Ok, that’s not exactly true. I understand lipstick and wanting to look pretty. Oh, and I’ve been told I can color coordinate. Otherwise I’m pretty clueless. Applying eyeliner? Fail. Walking down stairs in heels? I have enough trouble barefoot on a perfectly flat surface. Flirting? I have achieved the same social skill level as my bedpost.

This came to my attention over the holidays when I went to my college friend Rochelle’s formal wedding event for New Year’s. I am a dedicated friend, and I pulled most of the stops on this one, and encountered a whole range of objects and products as a result. Not to say that I wasn’t familiar with most of them in theory already, but many of them I had not actually tried for myself. So now I have a few more experiences to go into my ‘never ever ever’ list, and some others I’m still mulling over in my mind.

First on the ‘no’ list is the eyelash curler. Not only do I not understand the point of this device, it looks like giant dentisry equipment or other modern implements of torture. No doubt I should really give this thing the benefit of the doubt, since I didn’t even try it myself for the wedding, but it will take quite a bit more for me to overcome my latent fears. Also, I just don’t get it. Does curling eyelashes really make them look fuller? Why do we want full lashes anyway? Fact: Men have longer lashes than women. Fact: Pigs also have very full, long lashes.

Mascara is something I’m familiar with, and do use occasionally for big events, even though I’m bad at it. Usually I come out clumpy. I guess it could be worse. In combination with my messy eyeliner tactics, I could’ve looked like I had two black eyes. I don’t do well with soft gooshy pencil. I need something with the finest point available to counteract my unsteady hand. And with a finer point, it hurts less why you poke yourself in the eye cause it’s smaller. Really. In the end I came up with a less-is-more look when I reached the point of maximum frustration and wiped as much as possible off of my face.

But that’s ok, experimentation is good. And the end result of my first manicure remains fascinating. True, I did get my hands done in a light shade of purple to match my dress, so they aren’t exactly an everyday color. Mike says they make me look like I lack oxygen in my bloodstream. Still, I kinda like it. And it was interesting to watch a small Asian woman trim my cuticles for several minutes. I would never have guessed I had that much skin – yum.

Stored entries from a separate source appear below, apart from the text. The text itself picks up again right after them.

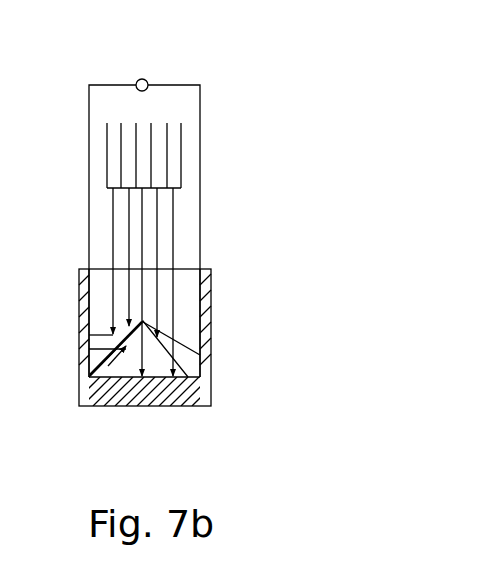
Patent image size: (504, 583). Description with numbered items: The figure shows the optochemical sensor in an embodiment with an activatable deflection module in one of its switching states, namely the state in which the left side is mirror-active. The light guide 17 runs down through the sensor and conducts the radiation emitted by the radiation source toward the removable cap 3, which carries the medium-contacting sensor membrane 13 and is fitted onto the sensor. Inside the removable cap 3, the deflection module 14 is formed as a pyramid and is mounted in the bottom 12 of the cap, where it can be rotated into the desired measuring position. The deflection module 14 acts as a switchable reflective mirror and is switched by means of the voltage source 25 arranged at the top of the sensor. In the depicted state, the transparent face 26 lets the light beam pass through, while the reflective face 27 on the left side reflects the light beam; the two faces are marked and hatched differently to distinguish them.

The voltage source 25 is at (142, 79).
The light guide 17 is at (181, 147).
The removable cap 3 is at (227, 297).
The sensor membrane 13 is at (75, 318).
The transparent face 26 is at (160, 338).
The deflection module 14 is at (201, 355).
The reflective face 27 is at (108, 366).
The bottom 12 is at (182, 386).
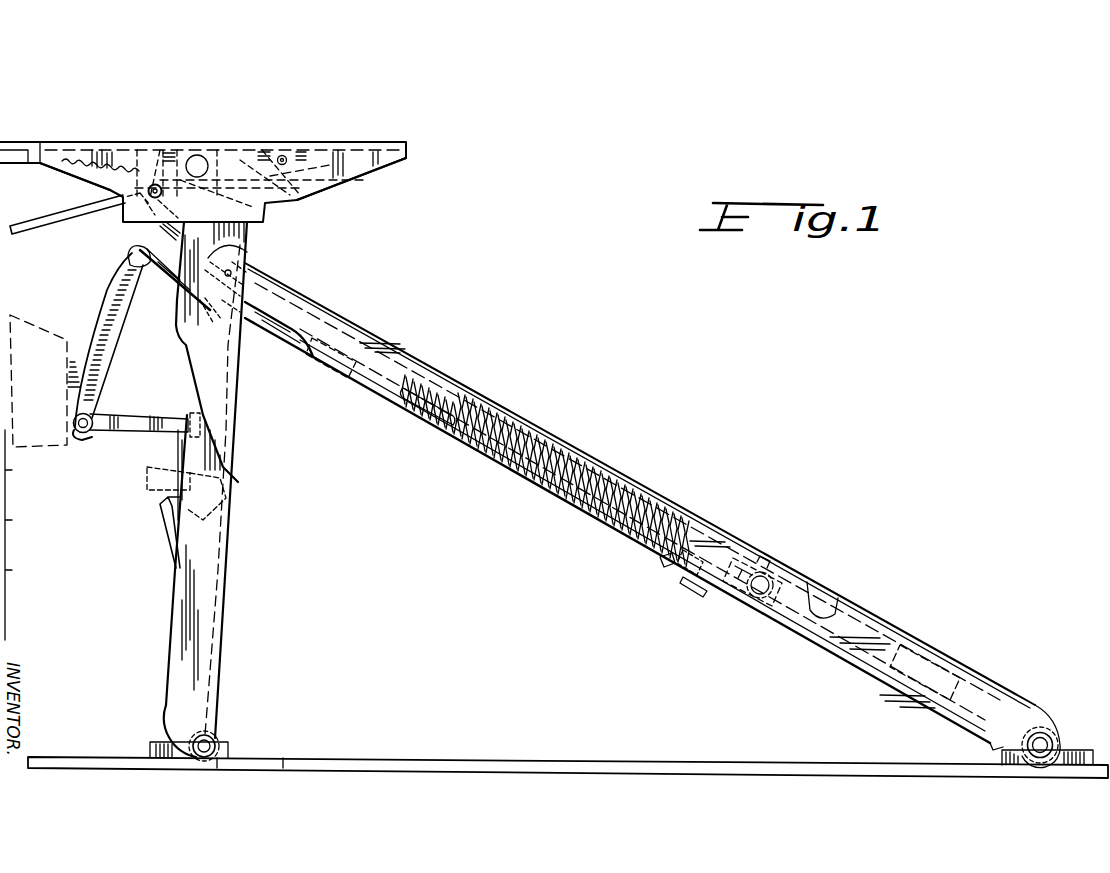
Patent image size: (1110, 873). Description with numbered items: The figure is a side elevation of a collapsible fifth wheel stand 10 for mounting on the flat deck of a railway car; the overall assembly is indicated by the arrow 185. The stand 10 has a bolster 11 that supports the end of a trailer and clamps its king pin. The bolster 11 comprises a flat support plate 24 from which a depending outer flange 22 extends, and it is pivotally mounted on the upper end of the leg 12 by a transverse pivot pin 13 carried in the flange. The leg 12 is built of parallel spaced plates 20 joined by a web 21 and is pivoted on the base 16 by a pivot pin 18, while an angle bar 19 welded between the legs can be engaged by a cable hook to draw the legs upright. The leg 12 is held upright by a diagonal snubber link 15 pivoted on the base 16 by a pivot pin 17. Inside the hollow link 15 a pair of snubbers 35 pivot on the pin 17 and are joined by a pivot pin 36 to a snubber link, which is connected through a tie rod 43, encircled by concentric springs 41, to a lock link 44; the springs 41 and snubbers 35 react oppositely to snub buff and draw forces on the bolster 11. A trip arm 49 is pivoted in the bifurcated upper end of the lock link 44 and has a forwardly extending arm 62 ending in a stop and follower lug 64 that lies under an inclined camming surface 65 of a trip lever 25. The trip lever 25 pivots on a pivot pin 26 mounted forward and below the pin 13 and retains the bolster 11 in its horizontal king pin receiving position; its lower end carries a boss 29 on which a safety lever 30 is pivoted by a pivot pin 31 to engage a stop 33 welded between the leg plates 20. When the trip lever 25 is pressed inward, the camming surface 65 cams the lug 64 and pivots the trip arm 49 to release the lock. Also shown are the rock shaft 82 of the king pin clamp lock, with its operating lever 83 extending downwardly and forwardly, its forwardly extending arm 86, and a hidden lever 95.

The foldable support assembly 185 is at (44, 84).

There’s also something about the polish itself that’s almost addictive. I usually knit on the bus, and I find myself this week occasionally pausing to examine the contrast of my skin, my silver-flash needles as they move, and my nails in their lavender splendor. I find myself rubbing my nails compulsively now. Ooooh, so silky and smooth! Is this some kind of weird addiction? Should I be worried about acrylic or other chemicals leaching through my fingers to my brain? I think I may be a convert, and am slightly worried about my future life as an administrative assistant with jumbo press-ons who can’t type. If I start writing one-word blogs, be worried.